In that same valley, where the wild rivers stared at each other before they embraced, rises a low hill which can still be seen today. Once on that hill there stood immensely strong walls –a creation of the gods!(2) And within those walls and all around them there were the most magnificent temples, a great palace (3) , mansions, shops and evidence of fabulous riches. It was Priam’s great city: the powerful, well-loved and immensely rich Troy, built upon fertile land, with many horses.
2.The Destiny of the Enemies
IT WAS under the imposing walls of that city that a conflict among many races took place. Races that were deeply divided into two sides.

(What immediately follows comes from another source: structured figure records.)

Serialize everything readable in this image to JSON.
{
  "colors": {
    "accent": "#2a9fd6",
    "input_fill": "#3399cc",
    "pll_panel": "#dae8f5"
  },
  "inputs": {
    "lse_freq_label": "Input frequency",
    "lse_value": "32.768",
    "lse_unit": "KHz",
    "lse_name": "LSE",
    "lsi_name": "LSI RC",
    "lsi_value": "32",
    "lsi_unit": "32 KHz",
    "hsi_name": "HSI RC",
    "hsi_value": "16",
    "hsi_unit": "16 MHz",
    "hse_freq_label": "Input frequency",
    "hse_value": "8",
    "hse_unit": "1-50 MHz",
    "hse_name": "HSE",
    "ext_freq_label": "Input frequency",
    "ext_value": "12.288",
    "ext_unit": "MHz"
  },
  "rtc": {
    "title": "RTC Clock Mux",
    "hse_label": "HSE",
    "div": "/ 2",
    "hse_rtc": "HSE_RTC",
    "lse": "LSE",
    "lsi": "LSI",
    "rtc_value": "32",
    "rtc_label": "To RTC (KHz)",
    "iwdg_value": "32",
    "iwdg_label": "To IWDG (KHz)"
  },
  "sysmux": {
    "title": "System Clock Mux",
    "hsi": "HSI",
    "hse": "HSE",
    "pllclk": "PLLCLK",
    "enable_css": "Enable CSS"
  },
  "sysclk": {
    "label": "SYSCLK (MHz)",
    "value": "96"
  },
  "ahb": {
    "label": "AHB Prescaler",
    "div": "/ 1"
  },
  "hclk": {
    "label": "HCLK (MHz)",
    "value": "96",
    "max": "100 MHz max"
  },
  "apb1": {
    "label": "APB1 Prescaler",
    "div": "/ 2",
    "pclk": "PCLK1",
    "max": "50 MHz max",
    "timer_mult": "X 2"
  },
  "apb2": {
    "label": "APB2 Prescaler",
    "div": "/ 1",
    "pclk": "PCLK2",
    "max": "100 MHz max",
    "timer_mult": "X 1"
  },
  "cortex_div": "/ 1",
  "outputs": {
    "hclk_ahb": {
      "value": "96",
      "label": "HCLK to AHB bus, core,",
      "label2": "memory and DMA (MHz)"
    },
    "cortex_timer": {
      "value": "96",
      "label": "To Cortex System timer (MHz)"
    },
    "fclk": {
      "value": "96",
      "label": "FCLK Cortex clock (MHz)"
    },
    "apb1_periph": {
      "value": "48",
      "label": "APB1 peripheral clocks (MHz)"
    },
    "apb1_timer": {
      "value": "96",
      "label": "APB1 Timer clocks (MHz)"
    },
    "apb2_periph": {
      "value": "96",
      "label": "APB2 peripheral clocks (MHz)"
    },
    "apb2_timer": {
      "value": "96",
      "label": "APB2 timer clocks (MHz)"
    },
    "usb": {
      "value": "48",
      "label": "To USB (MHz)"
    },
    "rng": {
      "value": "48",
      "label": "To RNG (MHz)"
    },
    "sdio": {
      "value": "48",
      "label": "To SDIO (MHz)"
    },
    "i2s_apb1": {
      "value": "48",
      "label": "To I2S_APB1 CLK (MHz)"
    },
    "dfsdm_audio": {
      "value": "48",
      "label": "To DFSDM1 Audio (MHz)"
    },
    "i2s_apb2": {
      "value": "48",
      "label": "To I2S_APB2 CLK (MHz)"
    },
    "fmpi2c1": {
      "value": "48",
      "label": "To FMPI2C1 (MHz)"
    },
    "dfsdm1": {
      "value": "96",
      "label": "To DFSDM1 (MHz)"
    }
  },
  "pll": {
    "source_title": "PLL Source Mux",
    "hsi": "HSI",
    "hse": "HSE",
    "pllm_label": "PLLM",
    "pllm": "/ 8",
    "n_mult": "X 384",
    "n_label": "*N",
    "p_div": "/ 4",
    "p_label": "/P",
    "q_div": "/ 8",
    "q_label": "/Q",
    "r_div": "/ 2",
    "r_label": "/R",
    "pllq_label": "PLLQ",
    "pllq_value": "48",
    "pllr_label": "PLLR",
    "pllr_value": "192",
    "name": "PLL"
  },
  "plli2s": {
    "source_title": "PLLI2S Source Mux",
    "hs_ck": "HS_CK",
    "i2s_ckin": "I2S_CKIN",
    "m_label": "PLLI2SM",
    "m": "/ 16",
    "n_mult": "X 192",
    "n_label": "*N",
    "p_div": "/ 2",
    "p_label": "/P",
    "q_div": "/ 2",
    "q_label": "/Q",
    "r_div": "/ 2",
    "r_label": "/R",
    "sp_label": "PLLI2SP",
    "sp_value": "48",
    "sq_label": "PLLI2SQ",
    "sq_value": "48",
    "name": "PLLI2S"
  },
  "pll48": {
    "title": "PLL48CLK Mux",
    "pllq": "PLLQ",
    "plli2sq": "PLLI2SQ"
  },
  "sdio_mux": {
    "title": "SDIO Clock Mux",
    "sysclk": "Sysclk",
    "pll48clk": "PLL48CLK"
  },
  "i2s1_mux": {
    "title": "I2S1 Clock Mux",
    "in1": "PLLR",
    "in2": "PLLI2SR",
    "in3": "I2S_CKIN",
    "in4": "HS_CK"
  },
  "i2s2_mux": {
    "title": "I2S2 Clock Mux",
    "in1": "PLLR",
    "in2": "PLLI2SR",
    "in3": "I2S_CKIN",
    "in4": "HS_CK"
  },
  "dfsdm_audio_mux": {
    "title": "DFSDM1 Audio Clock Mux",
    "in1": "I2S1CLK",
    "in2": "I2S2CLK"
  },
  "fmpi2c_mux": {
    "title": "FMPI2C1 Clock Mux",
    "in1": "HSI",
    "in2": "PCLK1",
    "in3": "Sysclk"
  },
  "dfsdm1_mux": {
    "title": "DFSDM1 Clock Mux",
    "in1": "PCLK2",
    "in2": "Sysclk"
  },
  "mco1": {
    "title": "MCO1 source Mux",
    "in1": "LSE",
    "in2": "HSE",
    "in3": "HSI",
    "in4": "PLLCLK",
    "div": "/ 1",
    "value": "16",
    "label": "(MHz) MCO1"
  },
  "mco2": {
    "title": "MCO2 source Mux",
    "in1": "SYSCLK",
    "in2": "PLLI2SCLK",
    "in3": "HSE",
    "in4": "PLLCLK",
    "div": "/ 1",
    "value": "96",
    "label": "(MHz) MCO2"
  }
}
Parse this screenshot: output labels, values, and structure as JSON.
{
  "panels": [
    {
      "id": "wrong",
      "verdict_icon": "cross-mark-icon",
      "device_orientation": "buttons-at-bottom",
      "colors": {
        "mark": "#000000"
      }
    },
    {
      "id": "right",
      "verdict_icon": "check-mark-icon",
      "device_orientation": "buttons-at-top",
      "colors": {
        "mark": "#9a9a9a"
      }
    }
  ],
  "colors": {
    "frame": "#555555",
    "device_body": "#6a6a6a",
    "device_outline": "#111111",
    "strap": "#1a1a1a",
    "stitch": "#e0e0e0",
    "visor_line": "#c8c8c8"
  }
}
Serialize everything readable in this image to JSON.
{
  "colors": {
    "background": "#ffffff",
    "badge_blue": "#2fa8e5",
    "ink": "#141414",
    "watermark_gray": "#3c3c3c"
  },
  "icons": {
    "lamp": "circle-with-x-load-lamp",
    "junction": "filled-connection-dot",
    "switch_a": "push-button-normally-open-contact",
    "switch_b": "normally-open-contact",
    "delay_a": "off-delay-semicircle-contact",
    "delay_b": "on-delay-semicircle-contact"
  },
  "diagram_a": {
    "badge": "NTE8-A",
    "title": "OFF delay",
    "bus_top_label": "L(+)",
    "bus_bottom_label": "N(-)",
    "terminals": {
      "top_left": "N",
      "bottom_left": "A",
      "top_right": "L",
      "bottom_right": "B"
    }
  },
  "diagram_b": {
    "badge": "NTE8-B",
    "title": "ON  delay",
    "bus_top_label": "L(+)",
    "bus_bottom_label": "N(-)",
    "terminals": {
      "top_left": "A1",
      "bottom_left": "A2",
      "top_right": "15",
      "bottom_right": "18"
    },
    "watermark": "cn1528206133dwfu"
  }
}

That conflict in the valley of Skamandros was to be decisive for both armies, although the result would not mean the same for each of them. What the Trojans wanted was to maintain their power and dominate the northern Aegean and the straits of Bosporus. If they lost the war, they would disintegrate. If they won it, they would remain what they already were. Homer, a great master of stage craft, places Hector to take leave of his wife not in her rooms, but before the walls of the city where her anguish has led her (while he shows Paris laying in Helen’s rooms, sinking into an ultimately and indolent melancholy). Homer dresses Hector –the most excellent of the brave– in a bright suit of armor and a shiny helmet; he wants him to hold a 27-foot spear, and speak to his wife tenderly, with a sweetness alien to the manner of a warrior. Therefore, he introduces a silent but important actor, a boy, their son, so that the atmosphere is tempered by his presence. Homer also makes Hector converse with her, not in the words of a conceited soldier who thinks he is about to kill and win, but in those that are more suited to a brave and prudent man who knows that he is about to fight and die. Hector knows that the war is lost for the Trojans, and he also knows that even if it were to be won, the only thing he could hope for is that life in Troy would continue to be as it always had been, and that the Achaeans would melt away into a valley mist and disappear like an incubus with the first silver light of morning.
For the Achaeans, unlike the Trojans, whatever the outcome of the war, they would no longer be what they used to be. Having throughout the ten years war experienced an unprecedented comradeship in the battlefield, and having at last found a common leader and a common enemy, for once they would either all of them be losers, or all of them winners. In any case, whatever the result of that age-long conflict would be, it was there, before the impregnable castle of Troy that their unity would be forged.